The hardest part of the installation was finding the darn thing. If anyone that has the 26rks ever needs to find the water pump, you have to lift the bed, and the door for the under bed storage. When you do this, the access door for the pump is on the left. The actual door is the carpeted part of what I guess one would say is part of the night stand.

Again, thank you to all of you,

Happy trails.

Dan


----------



## Dan L (Jan 24, 2008)

Hey John,

Burlingame was great. We spent the week there during April vacation while DW was at a convention in Las Vegas. The place has certainly changed If you have not been able to get there in the past 30 years.

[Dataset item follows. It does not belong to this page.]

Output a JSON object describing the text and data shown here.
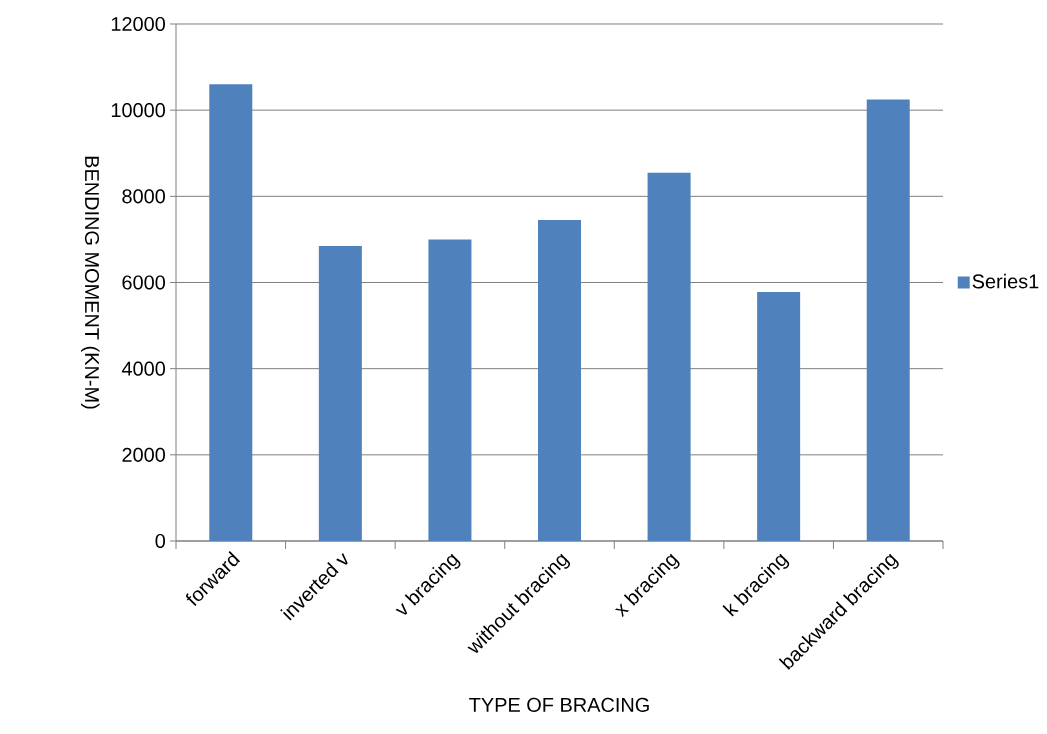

Most roads have been paved, they have added cabins and the bath houses are fairly new.

We camped right on the water. This is nice so we didn't have to lug our kayaks around. The fish were biting and the weather was awesome. For the most part,the water was like glass. The only drawback is that it is dry camping.

I'll be looking for your big rig. Warwick is only so big.

Thanks again for the help,

Dan


----------



## Oregon_Camper (Sep 13, 2004)

Dan L said:


> Thank you everyone that has helped me in my pursuit of water pressure.
> 
> I tried all of your ideas, but still ended up dry. I went out and purchased a new pump and crossed my fingers. I HAVE WATER PRESSURE!
> The hardest part of the installation was finding the darn thing. If anyone that has the 26rks ever needs to find the water pump, you have to lift the bed, and the door for the under bed storage. When you do this, the access door for the pump is on the left. The actual door is the carpeted part of what I guess one would say is part of the night stand.


Sorry to hear you had to replace the pump, but glad to hear you got it done and now everthing is working again.


----------



## johnp (Mar 15, 2004)

Dan L said:


> Hey John,
> 
> Burlingame was great. We spent the week there during April vacation while DW was at a convention in Las Vegas. The place has certainly changed If you have not been able to get there in the past 30 years. Most roads have been paved, they have added cabins and the bath houses are fairly new.
> 
> ...


I will have to try them out sometime.

John


----------



## CamperAndy (Aug 26, 2004)

I would love to see that pump to see what could have broken. It must just have a piece of dirt in one of the check valves.


----------